Microsoft OCR is showing “Capture Error”.
Is it possible Uipath tools?.

Thank you
Ram

1 Like

Buddy @Ramalingaiah

You can extract the data from scanned pdf, but I wonder why ocr didnt… because it would work for sure buddy…
No worries buddy
For your case you can try with scrape relative activity keeping the company name, po number and other fields as relative clipping region and get the text with ocr scrapping…you can get this activity by clicking alt+ctrl+d…were desktop recording wizard appears…in which you can find the scrape relative under text option…

That would work buddy.
Cheers

1 Like

Hi @Ramalingaiah,

Use computer vision activities to extract values from scanned PDF’s as OCR will not give exact output.

Refer to the below post on how to install computer vision activities.

1 Like

Dear Palaniyappan/anil5,

thank Palaniyappan/ anil5 for replaying ,

Regards
Ram

2 Likes

Hi Palaniyappan/ Anil5,

i need content read for the png format file and is it possible in the Uipath? .
i have attached screenshot ,

than please help out me .

Thank you
Ram

2 Likes

@Ramalingaiah
Yes Buddy you can read that with read pdf ocr activity buddy @Ramalingaiah and the output would be of type text

1 Like

Hi Palaniyappan,
thank you for replying
i need content read for the png format file and is it possible in the Uipath? .
i have attached screenshot ,
read text Telphone Number and Names And Invaice No below given examples
Tel:614-489-8316,
Name: Josepb j Gatto,
Invaice no: OH43017,
please give me suggestion and any link
Thank you

2 Likes

Buddy @Ramalingaiah

If its a image then you can do the following

  1. use start proces to open the image and send the filepath as input

  2. once opened you can use screen scrapping with ocr and you have that option in design menu with screen scrapping.

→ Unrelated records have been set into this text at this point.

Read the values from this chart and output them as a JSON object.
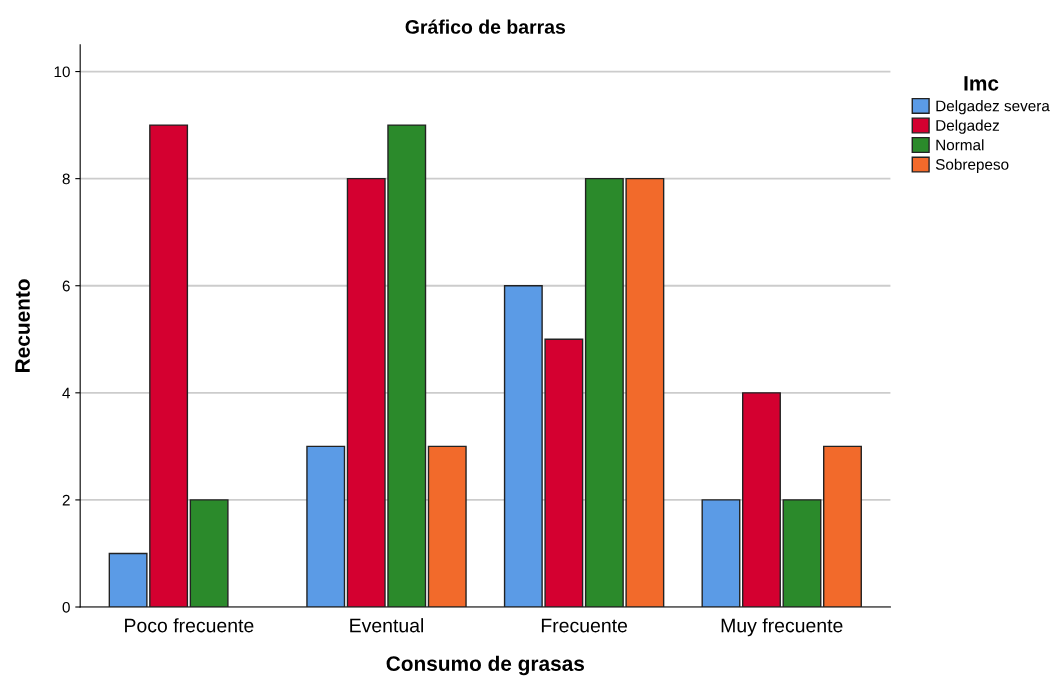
{
  "chart_data": {
    "type": "bar",
    "title": "Gráfico de barras",
    "xlabel": "Consumo de grasas",
    "ylabel": "Recuento",
    "legend_title": "Imc",
    "categories": [
      "Poco frecuente",
      "Eventual",
      "Frecuente",
      "Muy frecuente"
    ],
    "series": [
      {
        "name": "Delgadez severa",
        "color": "#5b9be6",
        "values": [
          1,
          3,
          6,
          2
        ]
      },
      {
        "name": "Delgadez",
        "color": "#d40030",
        "values": [
          9,
          8,
          5,
          4
        ]
      },
      {
        "name": "Normal",
        "color": "#2b8a2b",
        "values": [
          2,
          9,
          8,
          2
        ]
      },
      {
        "name": "Sobrepeso",
        "color": "#f26a2b",
        "values": [
          null,
          3,
          8,
          3
        ]
      }
    ],
    "ylim": [
      0,
      10.5
    ],
    "yticks": [
      0,
      2,
      4,
      6,
      8,
      10
    ],
    "grid": "y",
    "legend": "top right"
  }
}
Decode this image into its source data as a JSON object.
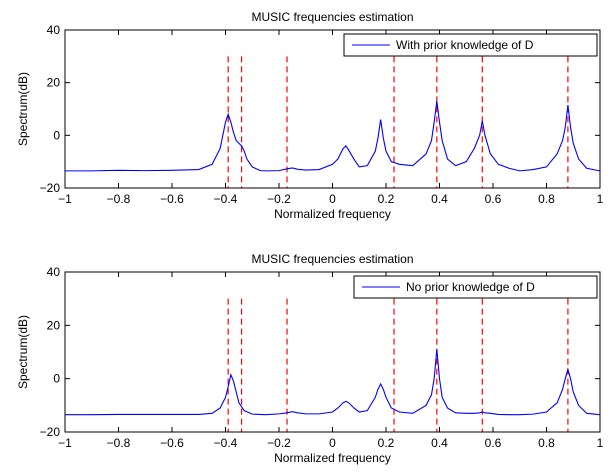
{
  "chart_data": [
    {
      "type": "line",
      "title": "MUSIC frequencies estimation",
      "xlabel": "Normalized frequency",
      "ylabel": "Spectrum(dB)",
      "xlim": [
        -1,
        1
      ],
      "ylim": [
        -20,
        40
      ],
      "xticks": [
        -1,
        -0.8,
        -0.6,
        -0.4,
        -0.2,
        0,
        0.2,
        0.4,
        0.6,
        0.8,
        1
      ],
      "xtick_labels": [
        "−1",
        "−0.8",
        "−0.6",
        "−0.4",
        "−0.2",
        "0",
        "0.2",
        "0.4",
        "0.6",
        "0.8",
        "1"
      ],
      "yticks": [
        -20,
        0,
        20,
        40
      ],
      "ytick_labels": [
        "−20",
        "0",
        "20",
        "40"
      ],
      "grid": false,
      "legend_position": "top-right",
      "series_color": "#0000ff",
      "true_freq_color": "#ff0000",
      "series": [
        {
          "name": "With prior knowledge of D",
          "x": [
            -1,
            -0.9,
            -0.8,
            -0.7,
            -0.6,
            -0.5,
            -0.45,
            -0.42,
            -0.4,
            -0.39,
            -0.38,
            -0.37,
            -0.36,
            -0.35,
            -0.34,
            -0.33,
            -0.32,
            -0.3,
            -0.27,
            -0.24,
            -0.2,
            -0.17,
            -0.15,
            -0.13,
            -0.1,
            -0.05,
            0,
            0.02,
            0.04,
            0.05,
            0.06,
            0.08,
            0.1,
            0.13,
            0.16,
            0.17,
            0.18,
            0.19,
            0.2,
            0.22,
            0.25,
            0.3,
            0.35,
            0.37,
            0.38,
            0.39,
            0.4,
            0.41,
            0.43,
            0.46,
            0.5,
            0.53,
            0.55,
            0.56,
            0.57,
            0.59,
            0.62,
            0.66,
            0.7,
            0.75,
            0.8,
            0.84,
            0.86,
            0.87,
            0.88,
            0.89,
            0.9,
            0.92,
            0.95,
            1
          ],
          "y": [
            -13.5,
            -13.5,
            -13.3,
            -13.4,
            -13.3,
            -13,
            -11,
            -5,
            5,
            8,
            5,
            1,
            -2,
            -3,
            -4,
            -6,
            -9,
            -12,
            -13.4,
            -13.5,
            -13.4,
            -12.7,
            -12.4,
            -12.9,
            -13.2,
            -13,
            -11,
            -9,
            -5,
            -4,
            -5.5,
            -9,
            -12,
            -11.5,
            -6,
            -1,
            6,
            -1,
            -6,
            -10,
            -11,
            -11.5,
            -7,
            -2,
            5,
            13,
            5,
            -2,
            -9,
            -11.5,
            -10,
            -5,
            0,
            5.5,
            0,
            -7,
            -11,
            -12.5,
            -13.5,
            -13,
            -12,
            -7,
            -2,
            3,
            11.5,
            3,
            -3,
            -9,
            -12.5,
            -13.5
          ]
        },
        {
          "name": "No prior knowledge of D",
          "x": [
            -1,
            -0.9,
            -0.8,
            -0.7,
            -0.6,
            -0.5,
            -0.45,
            -0.42,
            -0.4,
            -0.39,
            -0.38,
            -0.37,
            -0.36,
            -0.35,
            -0.33,
            -0.3,
            -0.25,
            -0.2,
            -0.17,
            -0.15,
            -0.13,
            -0.1,
            -0.05,
            0,
            0.02,
            0.04,
            0.05,
            0.06,
            0.08,
            0.1,
            0.13,
            0.16,
            0.17,
            0.18,
            0.19,
            0.2,
            0.22,
            0.25,
            0.3,
            0.35,
            0.37,
            0.38,
            0.39,
            0.4,
            0.41,
            0.43,
            0.46,
            0.5,
            0.53,
            0.55,
            0.56,
            0.57,
            0.59,
            0.62,
            0.66,
            0.7,
            0.75,
            0.8,
            0.84,
            0.86,
            0.87,
            0.88,
            0.89,
            0.9,
            0.92,
            0.95,
            1
          ],
          "y": [
            -13.5,
            -13.5,
            -13.4,
            -13.4,
            -13.4,
            -13.4,
            -13,
            -11,
            -7,
            -3,
            1.5,
            -1,
            -5,
            -9,
            -12,
            -13.3,
            -13.5,
            -13.2,
            -12.8,
            -12.4,
            -12.8,
            -13.2,
            -13.2,
            -12.5,
            -11,
            -9,
            -8.5,
            -9,
            -11,
            -12.5,
            -12,
            -7,
            -4,
            -2,
            -4,
            -7,
            -11,
            -12.5,
            -13,
            -10,
            -6,
            0,
            11,
            0,
            -7,
            -11,
            -12.8,
            -13,
            -13,
            -12.8,
            -12.5,
            -12.8,
            -13,
            -13.4,
            -13.5,
            -13.5,
            -13.3,
            -12.5,
            -9,
            -4,
            0,
            3.5,
            0,
            -5,
            -10,
            -13,
            -13.5
          ]
        }
      ],
      "true_frequencies": [
        -0.39,
        -0.34,
        -0.17,
        0.23,
        0.39,
        0.56,
        0.88
      ]
    },
    {
      "type": "line",
      "title": "MUSIC frequencies estimation",
      "xlabel": "Normalized frequency",
      "ylabel": "Spectrum(dB)",
      "xlim": [
        -1,
        1
      ],
      "ylim": [
        -20,
        40
      ],
      "legend_position": "top-right",
      "grid": false
    }
  ]
}
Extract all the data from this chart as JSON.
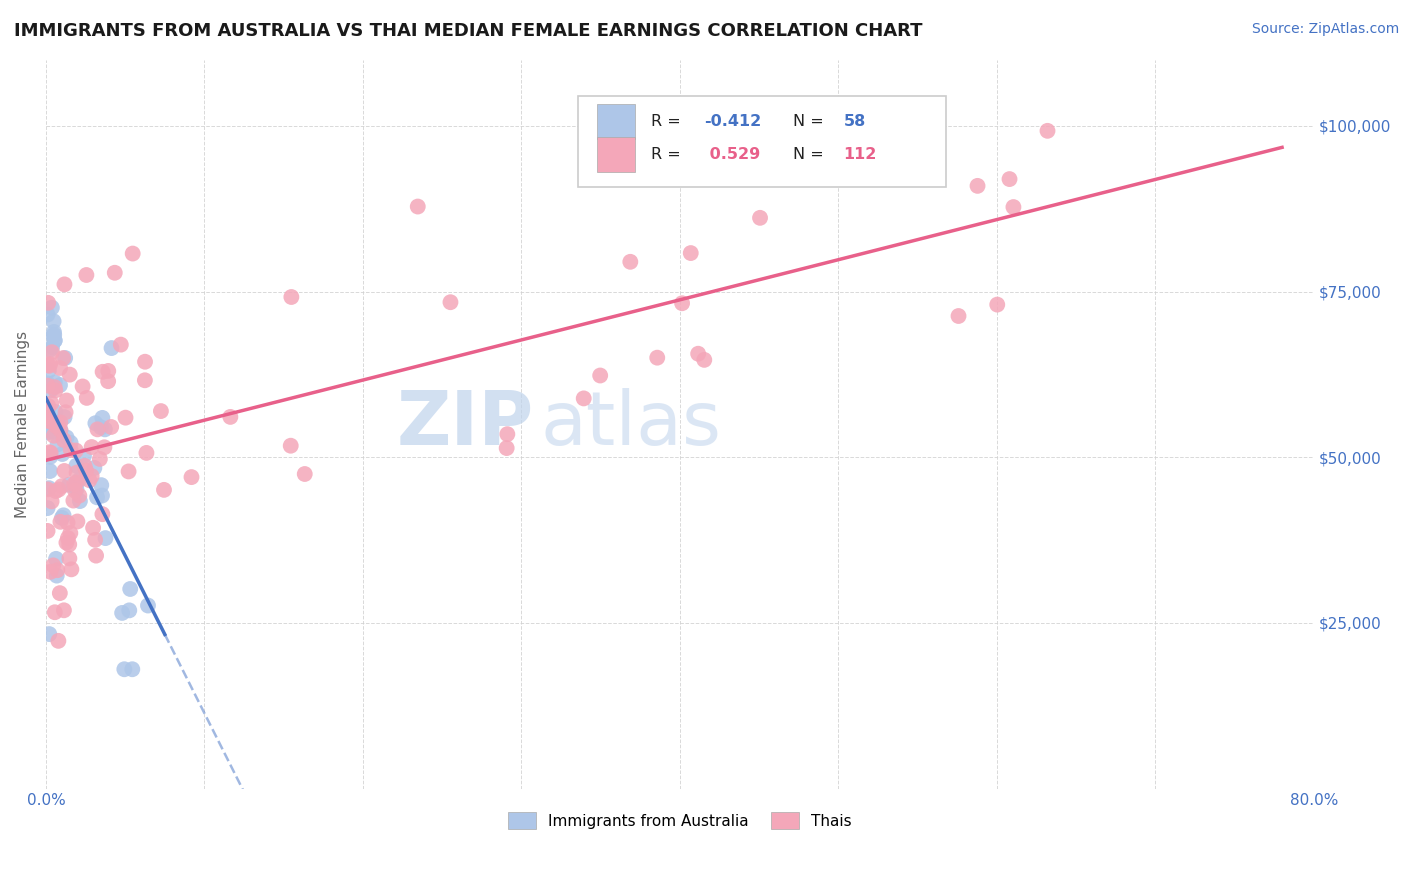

  3. scrape the portion that you want to scrape and increase the scale of ocr google to more than 5 or 6 or untill the text is obtained correctly, you can do that by just increasing the scale in scrape wizard and refresh them


    Once after clicking this scrapping the region you want
    you will be getting like this

  4. Once you get the output from scrapping as output variable named out_text

  5. Use a split method to convert each line into array so that you can get each terms you want like with assign activity

  6. out_text_split_array =out_text.split(Environment.Newline.ToArray(),StringSplitOptions.RemoveEmptyEntries) where out_text_split_array is of type string [ ],

  7. then to get tel value and name and invoice you assign activity like
    out_tel_value = split(out_text_split_array,“:”)(1).ToString
    out_Name_value = split(out_text_split_array,“:”)(1).ToString
    out_invoice_value = split(out_text_split_array,“:”)(1).ToString

Thats all buddy you are all done…
Kindly let know this works or not @Ramalingaiah

Cheers

2 Likes

Did that work buddy @Ramalingaiah

1 Like